The --threshold_type flag controls how continuous network outputs are turned into discrete assignments:

  • basic
    • Standard fixed-threshold binarization (default 0.5).
    • Fast but can be suboptimal due to the non-convex loss landscape.
  • knearest_binary_vectors
    • Searches a set of nearby binary vectors around the continuous output.
    • Picks high-scoring candidates under the PGM, improving MPE quality.
  • branch_and_bound
    • Oracle-based branch-and-bound style refinement.
    • Adds evidence on confidently predicted variables and infers the rest via the PGM.
  • knearest_binary_vectors,branch_and_bound
    • Hybrid: first explores nearby binary vectors, then refines using the oracle-style procedure.

These correspond to the different discretization strategies evaluated in the SINE paper.

Usage

From inside mpe_advanced_models/model_1:

python src/main.py [arguments]

Important arguments (see utils_folder/arguments.py for the full list):

  • --model : nn or transformer (neural architecture).
  • --pgm : PGM family / benchmark type (e.g., UAI-06 vs UAI-22 models).
  • --dataset : Specific dataset/benchmark instance.
  • --task : Inference task (e.g., MPE).
  • --embedding-type : discrete or hgnn.
  • --threshold_type : basic, knearest_binary_vectors, branch_and_bound, or the combined option.
  • --experiment-dir : Output directory for logs, metrics, and checkpoints.
  • --partition_type : How queries are partitioned across variables/instances.

Example command

python src/main.py \
  --no-debug \
  --query-prob <query_prob> \
  --model <nn|transformer> \
  --dataset <dataset_name> \
  --task <task_name> \
  --partition_type <partition_type> \
  --embedding-type <discrete|hgnn> \
  --experiment-dir <experiment_dir> \
  --pgm <pgm_type> \
  --threshold_type <basic|knearest_binary_vectors|branch_and_bound|knearest_binary_vectors,branch_and_bound>

Probabilistic Graphical Models

SINE is evaluated on PGM benchmarks from the UAI 2006 and UAI 2022 competitions. You should download these models and place them in the appropriate dataset folders used by the code:

  • UAI 2006 benchmark models from https://sli.ics.uci.edu/~ihler/uai-data/index.html
  • UAI 2022 benchmark models from https://uaicompetition.github.io/uci-2022/results/benchmarks/

These are public benchmark repositories for research use.

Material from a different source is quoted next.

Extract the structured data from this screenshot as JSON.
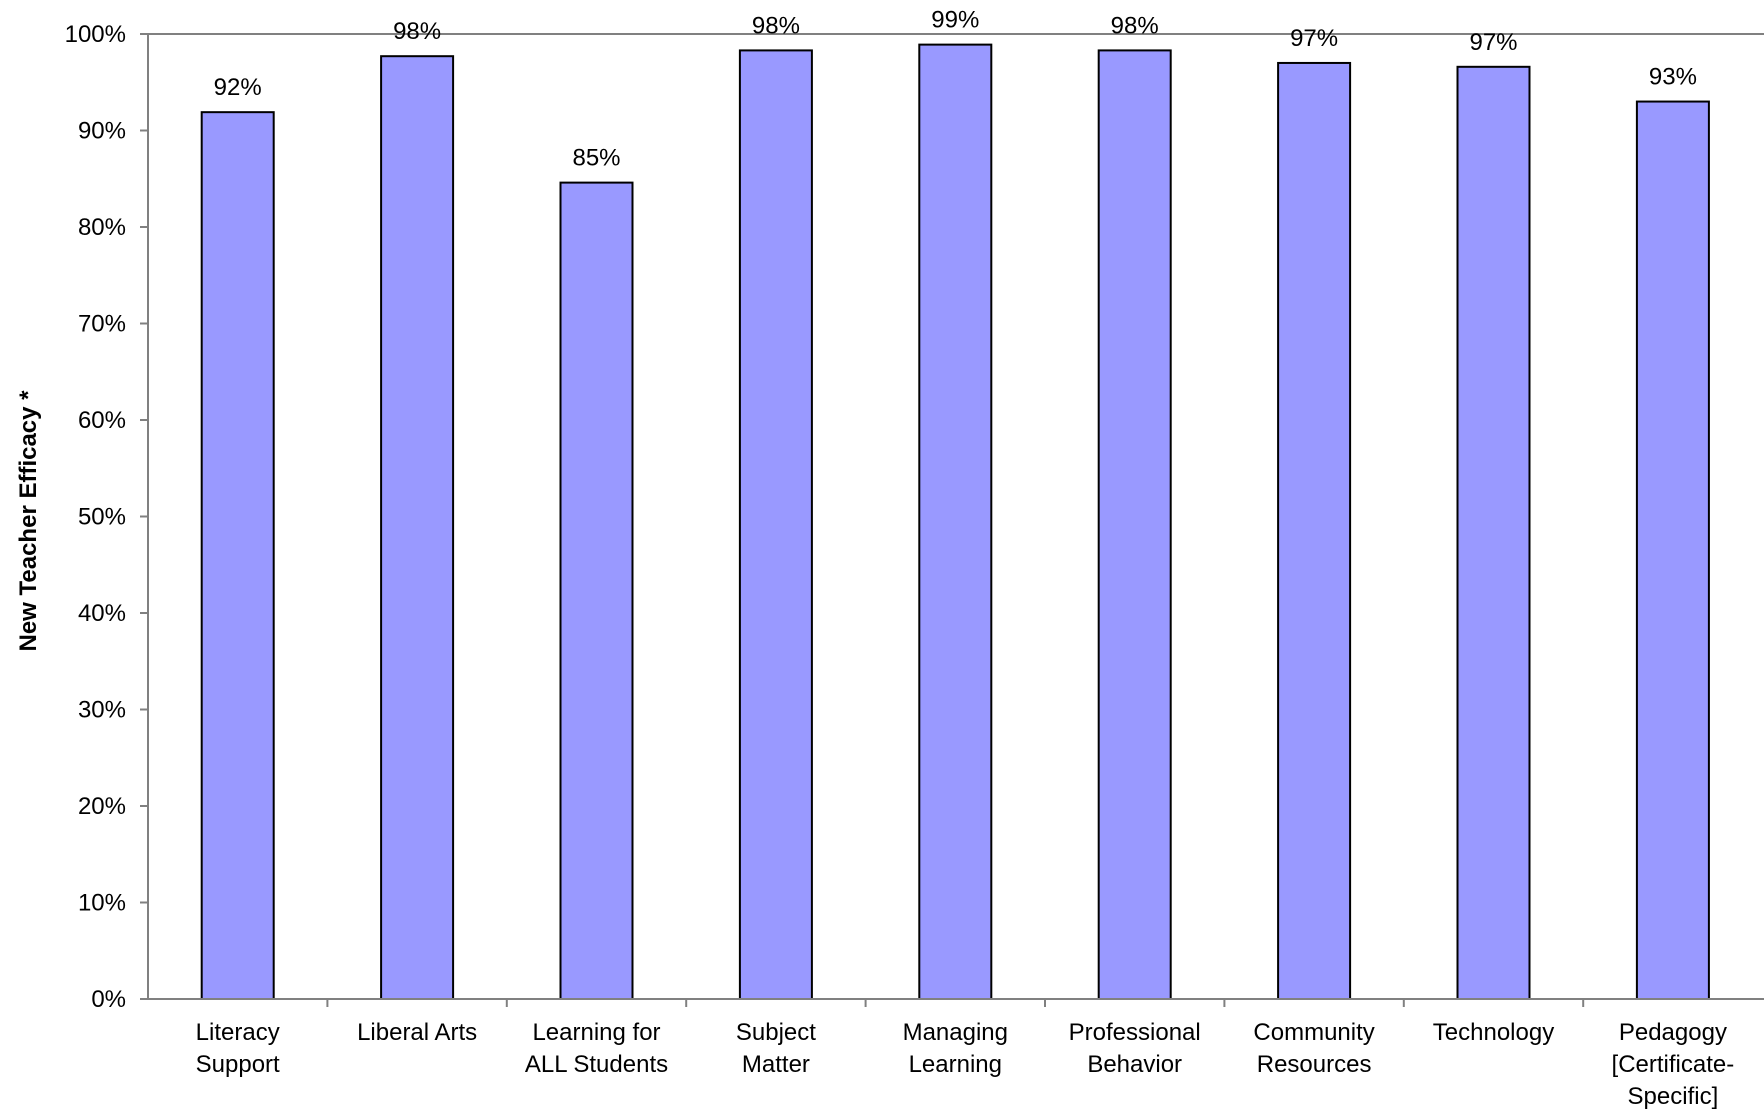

Installation & Environment

The recommended setup uses Conda:

conda env create -f sine_mpe.yml
conda activate mmap-advanced

If the sine_mpe.yml environment file fails, you can fall back to pip:

pip install -r requirements.txt

The environment includes PyTorch (with CUDA support if available), Lightning, and supporting libraries.

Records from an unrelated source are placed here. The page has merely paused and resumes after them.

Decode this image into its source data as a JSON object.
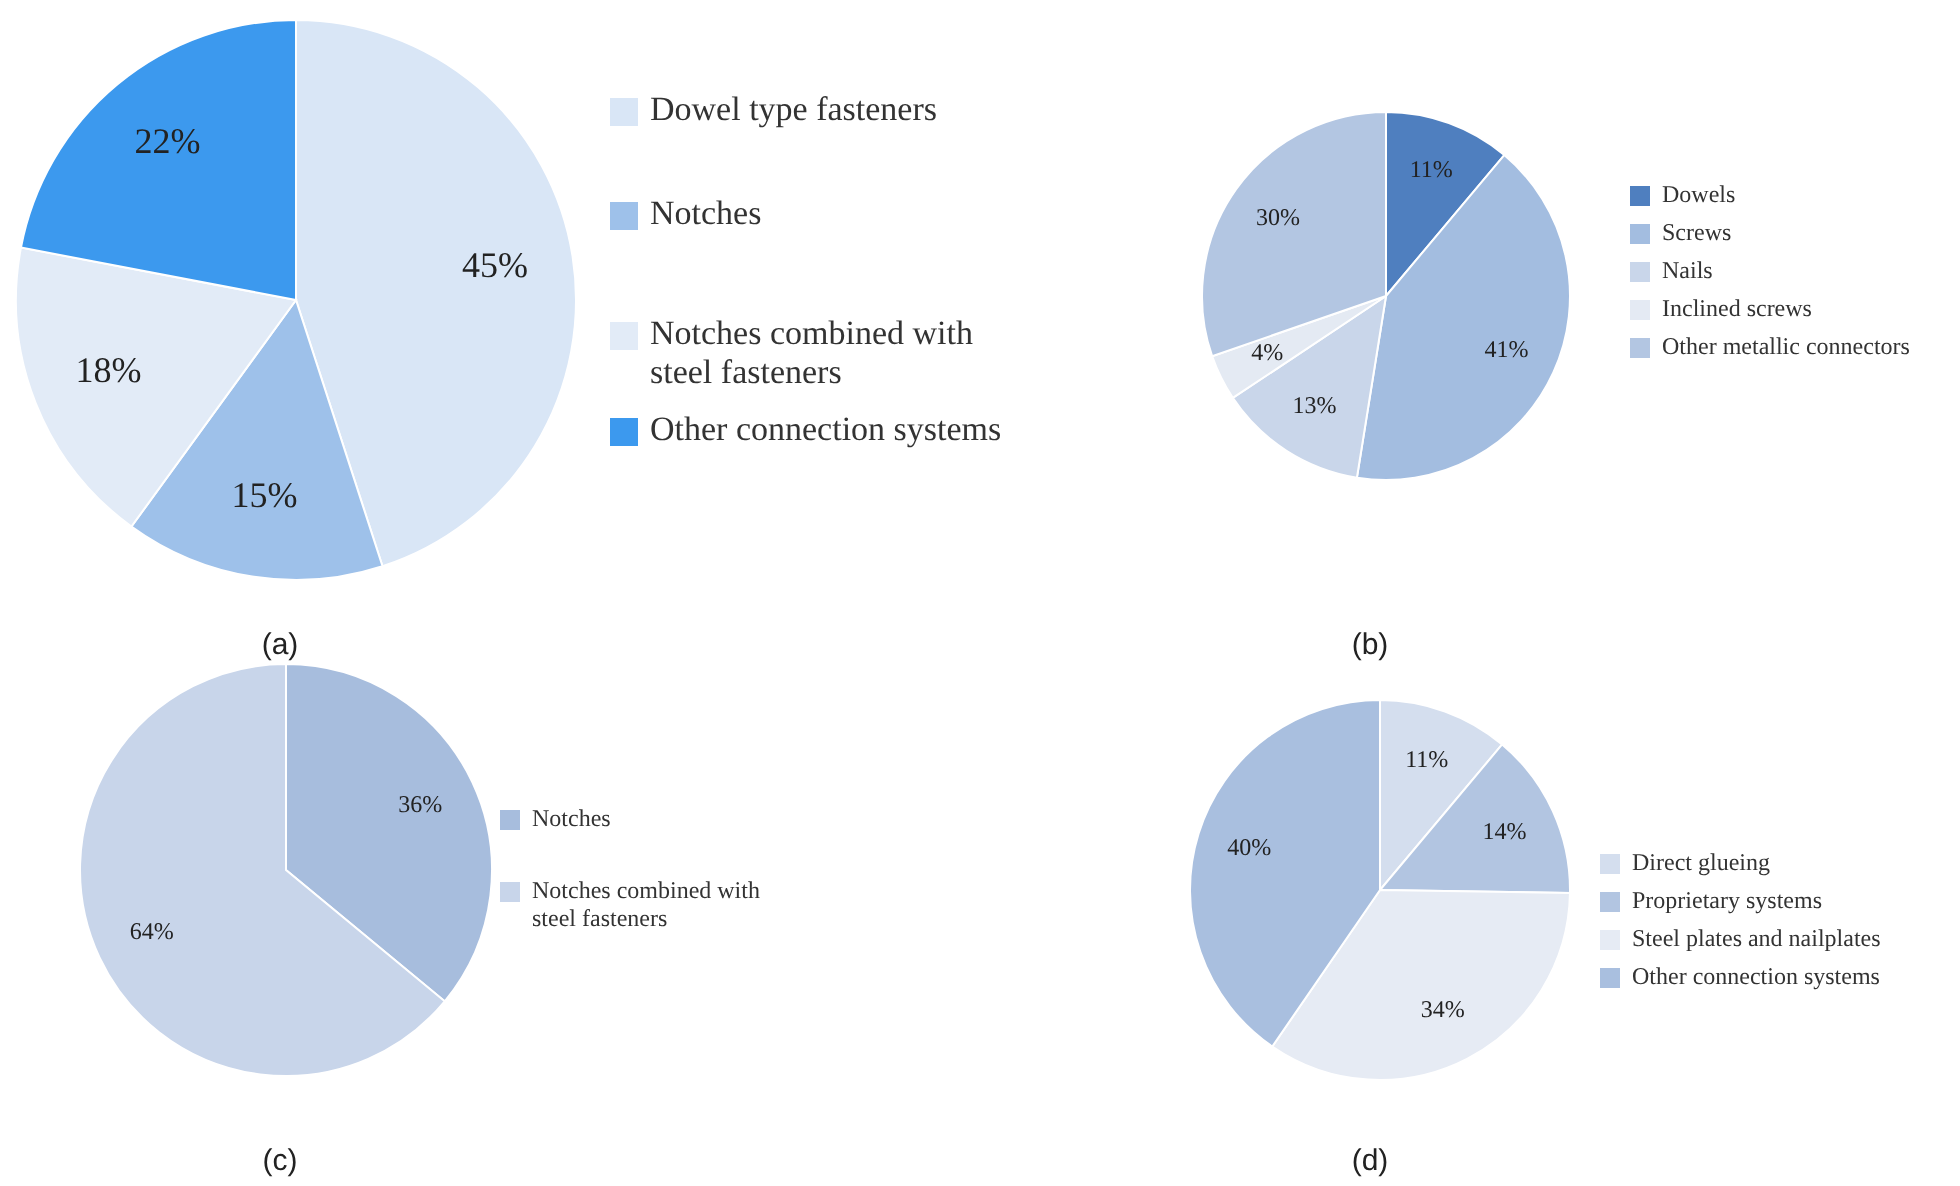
{
  "chart_data": [
    {
      "type": "pie",
      "categories": [
        "Dowel type fasteners",
        "Notches",
        "Notches combined with steel fasteners",
        "Other connection systems"
      ],
      "values": [
        45,
        15,
        18,
        22
      ],
      "value_labels": [
        "45%",
        "15%",
        "18%",
        "22%"
      ],
      "colors": [
        "#d9e6f6",
        "#9ec1ea",
        "#e2ebf7",
        "#3c99ee"
      ],
      "legend": "right",
      "annotations": [
        "(a)"
      ]
    },
    {
      "type": "pie",
      "categories": [
        "Dowels",
        "Screws",
        "Nails",
        "Inclined screws",
        "Other metallic connectors"
      ],
      "values": [
        11,
        41,
        13,
        4,
        30
      ],
      "value_labels": [
        "11%",
        "41%",
        "13%",
        "4%",
        "30%"
      ],
      "colors": [
        "#4f7fbf",
        "#a3bde0",
        "#c9d6ea",
        "#e4eaf3",
        "#b3c6e2"
      ],
      "legend": "right",
      "annotations": [
        "(b)"
      ]
    },
    {
      "type": "pie",
      "categories": [
        "Notches",
        "Notches combined with steel fasteners"
      ],
      "values": [
        36,
        64
      ],
      "value_labels": [
        "36%",
        "64%"
      ],
      "colors": [
        "#a7bddd",
        "#c8d5ea"
      ],
      "legend": "right",
      "annotations": [
        "(c)"
      ]
    },
    {
      "type": "pie",
      "categories": [
        "Direct glueing",
        "Proprietary systems",
        "Steel plates and nailplates",
        "Other connection systems"
      ],
      "values": [
        11,
        14,
        34,
        40
      ],
      "value_labels": [
        "11%",
        "14%",
        "34%",
        "40%"
      ],
      "colors": [
        "#d4deee",
        "#b2c5e1",
        "#e6ebf4",
        "#a9bfdf"
      ],
      "legend": "right",
      "annotations": [
        "(d)"
      ]
    }
  ]
}
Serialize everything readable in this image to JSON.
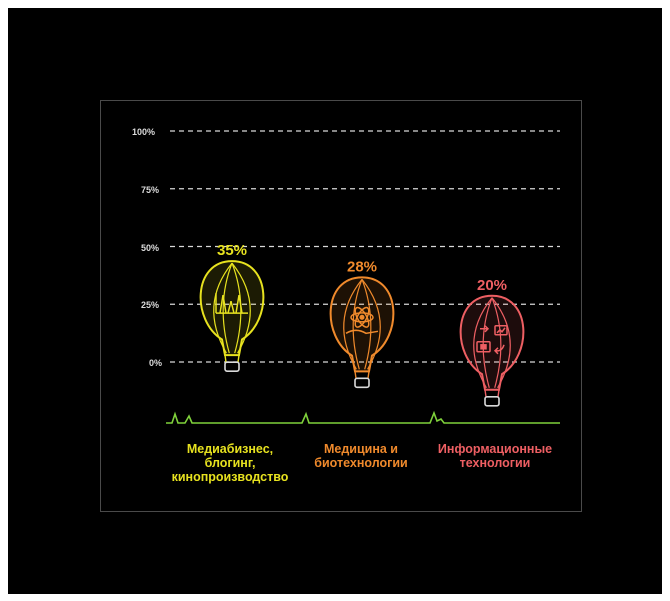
{
  "chart_data": {
    "type": "bar",
    "categories": [
      "Медиабизнес, блогинг, кинопроизводство",
      "Медицина и биотехнологии",
      "Информационные технологии"
    ],
    "category_lines": [
      [
        "Медиабизнес,",
        "блогинг,",
        "кинопроизводство"
      ],
      [
        "Медицина и",
        "биотехнологии"
      ],
      [
        "Информационные",
        "технологии"
      ]
    ],
    "values": [
      35,
      28,
      20
    ],
    "value_labels": [
      "35%",
      "28%",
      "20%"
    ],
    "ylim": [
      0,
      100
    ],
    "y_ticks": [
      "0%",
      "25%",
      "50%",
      "75%",
      "100%"
    ],
    "grid": true,
    "colors": [
      "#e7e21f",
      "#f08a2c",
      "#ee5f63"
    ],
    "icons": [
      "bar-chart-icon",
      "atom-icon",
      "workflow-icon"
    ],
    "baseline_color": "#7fd13b"
  }
}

Running Experiments & Outputs

  1. Install dependencies using Conda or pip (see above).
  2. Prepare datasets by downloading UAI benchmark PGMs into the expected folders.
  3. Choose configuration via command-line arguments (model, dataset, embedding, thresholding, etc.).
  4. Run src/main.py and monitor logs for training and evaluation metrics.

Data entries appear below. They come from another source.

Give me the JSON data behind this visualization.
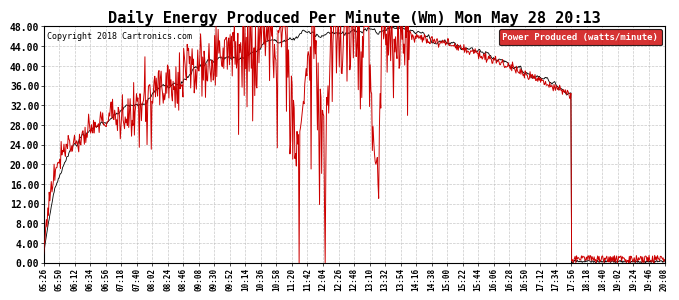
{
  "title": "Daily Energy Produced Per Minute (Wm) Mon May 28 20:13",
  "copyright": "Copyright 2018 Cartronics.com",
  "legend_label": "Power Produced (watts/minute)",
  "legend_bg": "#cc0000",
  "legend_fg": "#ffffff",
  "line_color_black": "#000000",
  "line_color_red": "#cc0000",
  "bg_color": "#ffffff",
  "grid_color": "#bbbbbb",
  "ylim": [
    0,
    48
  ],
  "yticks": [
    0,
    4,
    8,
    12,
    16,
    20,
    24,
    28,
    32,
    36,
    40,
    44,
    48
  ],
  "title_fontsize": 11,
  "copyright_fontsize": 6,
  "xtick_fontsize": 5.5,
  "ytick_fontsize": 7,
  "xtick_labels": [
    "05:26",
    "05:50",
    "06:12",
    "06:34",
    "06:56",
    "07:18",
    "07:40",
    "08:02",
    "08:24",
    "08:46",
    "09:08",
    "09:30",
    "09:52",
    "10:14",
    "10:36",
    "10:58",
    "11:20",
    "11:42",
    "12:04",
    "12:26",
    "12:48",
    "13:10",
    "13:32",
    "13:54",
    "14:16",
    "14:38",
    "15:00",
    "15:22",
    "15:44",
    "16:06",
    "16:28",
    "16:50",
    "17:12",
    "17:34",
    "17:56",
    "18:18",
    "18:40",
    "19:02",
    "19:24",
    "19:46",
    "20:08"
  ]
}
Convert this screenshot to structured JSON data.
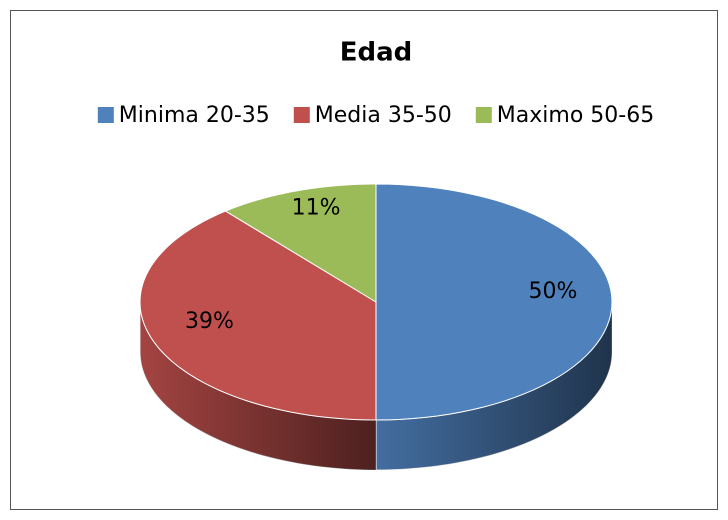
{
  "chart_data": {
    "type": "pie",
    "title": "Edad",
    "categories": [
      "Minima 20-35",
      "Media 35-50",
      "Maximo 50-65"
    ],
    "values": [
      50,
      39,
      11
    ],
    "value_labels": [
      "50%",
      "39%",
      "11%"
    ],
    "colors": [
      "#4f81bd",
      "#c0504d",
      "#9bbb59"
    ],
    "legend": "top"
  }
}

All runs write to the experiment directory specified by --experiment-dir, including:

  • Logs and scalar metrics over epochs.
  • Model checkpoints (for restarting or analysis).
  • Any additional artifacts produced by the trainer/evaluator.

Notes

  • Built on PyTorch and Lightning for scalable training.
  • Designed for GPU acceleration; make sure you have a CUDA-capable setup if running large benchmarks.
  • The framework is intended for research: it exposes many knobs for experimenting with embeddings and discretization schemes for MPE in PGMs.